Retour sur l’affaire d’espionnage chez Michelin

Le 03 mai 2010, Marwan Arbache, ancien cadre de Michelin, leader mondial du pneumatique, a été jugé en correctionnelle à Clermont-Ferrand pour avoir tenté de vendre des secrets industriels à l’entreprise japonaise Bridgestone, le principal concurrent de Michelin. Une peine de dix-huit mois de prison dont six mois ferme ainsi qu’une amende de 10 000 euros a été requise contre lui. Le tribunal a mis sa décision en délibéré au 21 juin 2010.

L’affaire se passe à l’été 2007. Marwan Arbache a déjà depuis quelques mois quitté Michelin après sept ans de maison. Il était alors responsable au sein de la division poids lourds Europe. En juillet, celui-ci propose à Bridgestone, via un courrier électronique, des données confidentielles contre une somme de 100 000 livres sterling. Pour le fabricant nippon, il est hors de question de se mettre en danger avec ce genre d’arrangement. Bridgestone alerte donc immédiatement le manufacturier français.

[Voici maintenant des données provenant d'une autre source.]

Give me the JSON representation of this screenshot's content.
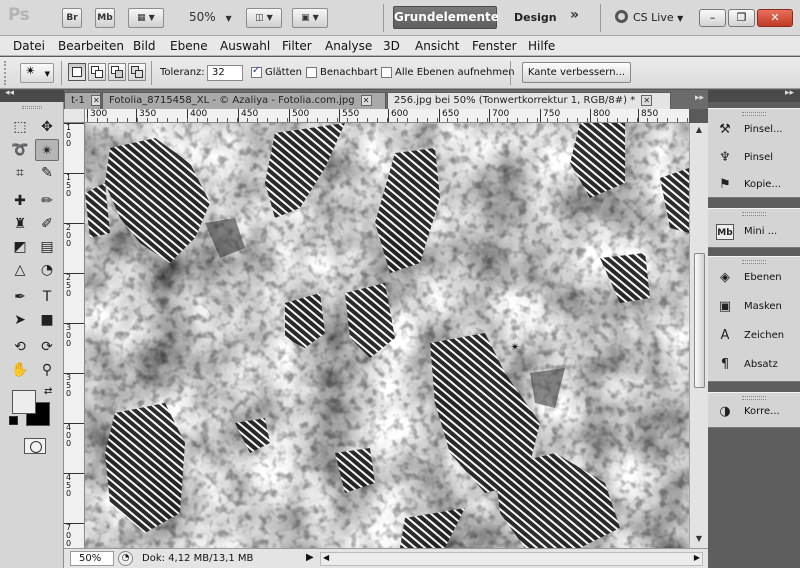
{
  "app": {
    "logo": "Ps",
    "bridge_label": "Br",
    "minibridge_label": "Mb",
    "zoom_display": "50%",
    "workspace_active": "Grundelemente",
    "workspace_other": "Design",
    "workspace_more": "»",
    "cslive_label": "CS Live",
    "win_min": "–",
    "win_restore": "❐",
    "win_close": "✕"
  },
  "menu": {
    "items": [
      "Datei",
      "Bearbeiten",
      "Bild",
      "Ebene",
      "Auswahl",
      "Filter",
      "Analyse",
      "3D",
      "Ansicht",
      "Fenster",
      "Hilfe"
    ]
  },
  "options": {
    "tool_icon": "magic-wand-icon",
    "tolerance_label": "Toleranz:",
    "tolerance_value": "32",
    "antialias_label": "Glätten",
    "antialias_checked": true,
    "contiguous_label": "Benachbart",
    "contiguous_checked": false,
    "all_layers_label": "Alle Ebenen aufnehmen",
    "all_layers_checked": false,
    "refine_edge_label": "Kante verbessern..."
  },
  "tabs": [
    {
      "label": "t-1",
      "active": false
    },
    {
      "label": "Fotolia_8715458_XL - © Azaliya - Fotolia.com.jpg",
      "active": false
    },
    {
      "label": "256.jpg bei 50% (Tonwertkorrektur 1, RGB/8#) *",
      "active": true
    }
  ],
  "ruler": {
    "h_labels": [
      "300",
      "350",
      "400",
      "450",
      "500",
      "550",
      "600",
      "650",
      "700",
      "750",
      "800",
      "850"
    ],
    "v_labels": [
      "1",
      "1",
      "1",
      "2",
      "2",
      "3",
      "3",
      "4",
      "4",
      "5",
      "5",
      "6",
      "6",
      "7",
      "7"
    ]
  },
  "status": {
    "zoom": "50%",
    "doc_info": "Dok: 4,12 MB/13,1 MB"
  },
  "panels": {
    "group1": [
      {
        "label": "Pinsel...",
        "icon": "brush-presets-icon"
      },
      {
        "label": "Pinsel",
        "icon": "brush-icon"
      },
      {
        "label": "Kopie...",
        "icon": "clone-source-icon"
      }
    ],
    "group2": [
      {
        "label": "Mini ...",
        "icon": "mini-bridge-icon"
      }
    ],
    "group3": [
      {
        "label": "Ebenen",
        "icon": "layers-icon"
      },
      {
        "label": "Masken",
        "icon": "masks-icon"
      },
      {
        "label": "Zeichen",
        "icon": "character-icon"
      },
      {
        "label": "Absatz",
        "icon": "paragraph-icon"
      }
    ],
    "group4": [
      {
        "label": "Korre...",
        "icon": "adjustments-icon"
      }
    ]
  },
  "colors": {
    "foreground": "#ededed",
    "background": "#000000",
    "workspace_active_bg": "#666666",
    "close_button": "#c8442e"
  }
}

Michelin, particulièrement célèbre pour la gestion de sa sécurité, a d’abord enquêté de son côté pour démasquer l’auteur des fuites. Avec l’accord de Bridgestone, les responsables de la sécurité créent un personnage, Fukuda, pour se mettre en relation avec Pablo de Santiago, le pseudonyme d’Arbache. Le piège est tendu. Arbache, pour prouver la qualité de ses informations, fournit des extraits de documents. Il est notamment question d’un nouveau procédé de fabrication de pneus de poids lourds. L’étau se resserre. Michelin porte plainte et, au début du mois de janvier 2008, Marwan Arbache est mis en examen.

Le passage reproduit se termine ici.